Il en paraissait pourtant bien las, de cette vie nomade, quand je l’avais vu à Marlotte, au retour de sa dernière mission. Pourquoi la regrettait-il, à l’heure présente ? Pourquoi choisissait-il Philippe pour confident — Philippe dont il connaissait la nature expansive et bavarde ?… De nouveau, je rougis : toujours, encore l’« idée ». Comment échapper à cette obsession maladive ?
Déjà je me fatiguais de la chasse aux antiquailles, et mon rôle de modiste en chambre me semblait fastidieux. J’essayai de me remettre à lire, à travailler l’anglais. Mais je trouvais dans mon buvard les pages raturées de ma traduction, faite pour François. Quand je levais la tête, la petite idole, donnée par François, me souriait béatement. Mes livres ne parlaient que d’art hindou et de poèmes védiques… « Ce n’est pas possible, pensais-je en bouleversant d’une main impatiente les rayons de ma bibliothèque ; j’ai dû penser à autre chose, m’occuper d’autre chose, l’hiver dernier. » D’instinct, j’écartais les romans. Enfin je ramenai un volume d’aspect rassurant : un de ces braves bouquins, modestement vêtus de carton mastic, que je me rappelais avoir compulsés quand je préparais mon examen supérieur. « La Littérature française au XVIIe siècle. Morceaux choisis… Quel bon souvenir ! Il y avait des tas de choses amusantes, là dedans… » Je m’étais rapprochée de la fenêtre, et je feuilletais rapidement : les poètes, Malherbe, Corneille, Racine, — les prosateurs, Pascal, la Bruyère, Mlle de Scudéry. « Oh ! ces pages si drôles du Grand Cyrus !… Et Mme de Lafayette… » Mes yeux s’arrêtèrent sur un passage souligné au crayon : sans doute la subtilité, jadis, m’en avait plu :
« Les femmes jugent d’ordinaire de la passion qu’on a pour elles, continua-t-il, par le soin qu’on prend de leur plaire et de les chercher ; mais ce n’est pas une chose difficile, pour peu qu’elles soient aimables : ce qui est difficile, c’est de ne pas s’abandonner au plaisir de les suivre, c’est de les éviter, par la peur de laisser paraître au public, et même à elles-mêmes, les sentiments que l’on a pour elles. »

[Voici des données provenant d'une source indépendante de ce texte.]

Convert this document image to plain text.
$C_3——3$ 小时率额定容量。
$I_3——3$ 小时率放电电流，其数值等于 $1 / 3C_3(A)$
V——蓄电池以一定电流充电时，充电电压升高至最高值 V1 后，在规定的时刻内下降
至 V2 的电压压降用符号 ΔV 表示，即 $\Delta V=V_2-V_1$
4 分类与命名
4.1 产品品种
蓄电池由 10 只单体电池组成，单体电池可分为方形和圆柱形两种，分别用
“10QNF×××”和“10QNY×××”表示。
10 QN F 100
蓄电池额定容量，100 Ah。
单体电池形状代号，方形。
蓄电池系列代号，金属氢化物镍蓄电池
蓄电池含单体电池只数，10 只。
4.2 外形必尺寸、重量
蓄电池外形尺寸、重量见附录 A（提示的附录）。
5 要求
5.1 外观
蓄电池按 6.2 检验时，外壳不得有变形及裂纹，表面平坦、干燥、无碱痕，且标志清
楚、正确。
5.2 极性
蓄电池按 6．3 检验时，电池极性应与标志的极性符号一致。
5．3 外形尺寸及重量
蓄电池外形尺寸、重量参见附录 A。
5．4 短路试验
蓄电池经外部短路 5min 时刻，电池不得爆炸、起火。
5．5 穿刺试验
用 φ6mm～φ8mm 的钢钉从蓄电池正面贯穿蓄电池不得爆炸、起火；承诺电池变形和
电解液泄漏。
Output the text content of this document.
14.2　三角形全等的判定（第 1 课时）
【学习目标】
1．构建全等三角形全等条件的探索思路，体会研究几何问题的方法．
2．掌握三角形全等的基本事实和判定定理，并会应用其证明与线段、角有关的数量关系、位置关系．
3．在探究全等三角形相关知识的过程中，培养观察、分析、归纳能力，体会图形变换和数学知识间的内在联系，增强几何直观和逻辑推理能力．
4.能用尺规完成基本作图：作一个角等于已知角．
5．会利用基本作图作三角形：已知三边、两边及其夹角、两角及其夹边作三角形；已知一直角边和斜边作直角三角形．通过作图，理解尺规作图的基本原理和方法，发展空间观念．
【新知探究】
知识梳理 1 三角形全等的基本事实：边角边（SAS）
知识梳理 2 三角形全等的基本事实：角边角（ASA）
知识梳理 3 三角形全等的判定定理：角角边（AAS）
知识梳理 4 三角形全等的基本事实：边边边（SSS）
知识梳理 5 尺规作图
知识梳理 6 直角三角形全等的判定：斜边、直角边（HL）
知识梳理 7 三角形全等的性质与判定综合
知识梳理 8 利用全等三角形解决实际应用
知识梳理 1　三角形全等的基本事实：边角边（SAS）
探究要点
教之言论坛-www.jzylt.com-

Et plus bas, marquée d’une croix, cette phrase bien faite pour séduire une enfant romanesque :
« Les paroles les plus obscures d’un homme qui plaît donnent plus d’agitation que des déclarations ouvertes d’un homme qui ne plaît pas. »
D’un geste brusque, je refermai le livre. Décidément, le XVIIe siècle lui-même était plein d’embûches, et ce n’était pas dans la Princesse de Clèves qu’il fallait chercher un refuge contre l’« idée »…
XII
« Philippe, je t’en prie, donne-moi quelque chose à faire… je voudrais travailler pour toi.
— Encore ta marotte, ma chérie… »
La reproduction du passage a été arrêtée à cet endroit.